У Танюхи, усиленно моргавшей от непонимания и неожиданности округлившимися, испуганными глазами, выступили слезы, народу вокруг становилось все больше; уже говорили, что у какой-то женщины украли деньги, располосовали бритвой так, что кишки вывалились, кто-то стал звать милиционера, но Нюрка, решив, что смерть что-то чересчур долго не приходит и что есть еще время предпринять что-нибудь, в сопровождении окончательно потерявшейся дочери и почетного эскорта жадных до зрелища зевак ринулась в больницу и через полчаса, прорвавшись через длинную очередь, уже стояла перед сухоньким Иваном Карловичем, с веселым ожиданием глядевшим на нее через треснутое пенсне.

– Так вы говорите, уважаемая, э-э-э, подавились?

– Доктор, родимый мой, часы проглотила… ох, доктор, помоги… смертушка пришла!

– Часы? Гм-м, любопытно, и какого размера?

– Какого? Вот! – Нюрка отмахнула половину ладони и, страдальчески сморщившись, протянула руку ближе к глазам доктора.

– Кусок изрядный. – Иван Карлович с профессиональным интересом прикинул ситуацию, в глазах за стеклами пенсне мелькнули лукавые искорки. – Как же это вас угораздило? – спросил он, неторопливо закатывая рукава халата.

– Ну, может, чуть меньше, с луковицу, – решительно уменьшила Нюрка размеры часов, пугаясь голых, неожиданно для сухонького тела доктора больших, сильных рук с широкими плоскими пальцами.

Установив наконец истинные размеры часов, Иван Карлович совсем развеселился и, больше чтобы успокоить перепуганную Нюрку, велел ей показать язык, помял живот, что Нюрка восприняла несколько игриво, и все в том же бодром расположении духа от крепкой, здоровой, сбитой на совесть женщины принялся мыть руки.

– Вы свободны, уважаемая, можете идти, – бросил он через плечо, вытирая руки полотенцем. – Часики через день-два получите обратно, разумеется, если будете внимательны. Следующий… Я же сказал, вы свободны, уважаемая.

– Доктор, доктор, значит, того? – сконфуженно замялась у дверей Нюрка, стеснительно, обеими руками оглаживая туго натянутую на груди кофточку.

– Ступай, ступай, крепче прежнего будешь, – весело кивнул ей на прощание Иван Карлович, даже несколько отдохнувший от однообразия утомительного многочасового приема.

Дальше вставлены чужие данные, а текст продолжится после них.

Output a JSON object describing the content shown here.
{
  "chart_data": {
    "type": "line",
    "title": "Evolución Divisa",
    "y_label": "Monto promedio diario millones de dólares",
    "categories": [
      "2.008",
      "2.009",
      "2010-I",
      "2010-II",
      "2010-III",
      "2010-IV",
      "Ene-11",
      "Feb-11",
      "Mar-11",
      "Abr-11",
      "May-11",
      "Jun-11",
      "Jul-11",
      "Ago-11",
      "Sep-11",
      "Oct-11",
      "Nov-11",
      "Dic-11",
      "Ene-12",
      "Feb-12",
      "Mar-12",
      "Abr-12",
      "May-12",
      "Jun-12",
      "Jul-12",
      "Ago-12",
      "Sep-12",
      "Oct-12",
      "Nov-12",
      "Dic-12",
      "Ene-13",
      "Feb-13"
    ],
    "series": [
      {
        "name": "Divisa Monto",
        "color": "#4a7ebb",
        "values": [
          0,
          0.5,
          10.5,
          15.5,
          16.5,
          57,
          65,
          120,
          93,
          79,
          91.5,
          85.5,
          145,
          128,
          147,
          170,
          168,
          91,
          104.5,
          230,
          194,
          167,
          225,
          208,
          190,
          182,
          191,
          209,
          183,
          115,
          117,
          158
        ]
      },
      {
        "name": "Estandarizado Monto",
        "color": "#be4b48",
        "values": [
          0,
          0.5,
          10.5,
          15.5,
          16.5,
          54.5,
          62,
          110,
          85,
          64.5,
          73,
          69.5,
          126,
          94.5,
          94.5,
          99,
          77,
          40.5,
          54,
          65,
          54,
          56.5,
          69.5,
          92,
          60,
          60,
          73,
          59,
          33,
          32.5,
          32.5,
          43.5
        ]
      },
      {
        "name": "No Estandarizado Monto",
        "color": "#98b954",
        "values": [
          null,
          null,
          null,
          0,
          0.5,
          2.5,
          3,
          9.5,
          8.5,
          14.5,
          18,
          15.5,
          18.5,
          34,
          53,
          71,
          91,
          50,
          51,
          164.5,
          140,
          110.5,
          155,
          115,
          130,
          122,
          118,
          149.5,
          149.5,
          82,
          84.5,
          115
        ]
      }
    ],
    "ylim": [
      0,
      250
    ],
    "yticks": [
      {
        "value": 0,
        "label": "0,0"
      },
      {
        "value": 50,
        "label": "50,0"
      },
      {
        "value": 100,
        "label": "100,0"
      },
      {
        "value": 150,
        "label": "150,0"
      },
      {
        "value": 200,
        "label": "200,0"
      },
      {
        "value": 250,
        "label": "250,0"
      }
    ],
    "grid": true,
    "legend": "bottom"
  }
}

Пожалуй, об этом происшествии в Густищах так бы никто и не узнал (Нюрка строго-настрого запретила дочери о случившемся даже поминать), если бы не Фома Куделин, заявившийся в августе месяце по демобилизации. Еще подходя к селу и желая явиться перед Нюркины очи в село в бодром, боевом состоянии духа, он долго сидел у берез, но как он ни крепился, это ему не удалось; вначале налетела на него жена, затем Верка с Танюхой, ставшей уже совершенно невестой; Фома, обнимая их, счастливых, плачущих, не выдержал, отодвинул Нюрку, обессиленво припал к углу плечом, стиснув лицо руками, и плечи у него задергались.

– От Митяя так ничего и нет? – спросил он, справившись с собою, немного погодя у притихшей Нюрки, но та, еще не придя в себя от неожиданности, лишь немо кивнула.

– Ох, батяня, нет, – зачастила вместо нее Танька, с восхищением глядя на отца, на его грудь, поблескивающую медалями и орденом. – Митя так и не дал о себе весточки, видно…





– Чего, чего тебе там видно, стрекоза? – поспешил оборвать Фома, заметив, что жена страдальчески морщится и уже готова удариться в рев. – Ничего пока не видно… Сколько мы нашего брата освободили из-за колючей проволоки, не счесть! Сколько еще разбрелось по всяким там чужим Европам… Зато мы его к ногтю прижали вот так, – ожесточенно показал Фома. – Фашист теперь от сырой земли головы не подымет! – Фома, хотя и был по-прежнему жидковат, обхватил всех троих, жену и дочерей, стиснул. – Ах, родные вы мои лапушки! Какие вымахали! Жить теперь будем! До конца дней жить будем! Ну ладно, развязывайте мешок, я вам гостинца привез. Сердце чего-то, подскочило… пойду по хозяйству пройдусь.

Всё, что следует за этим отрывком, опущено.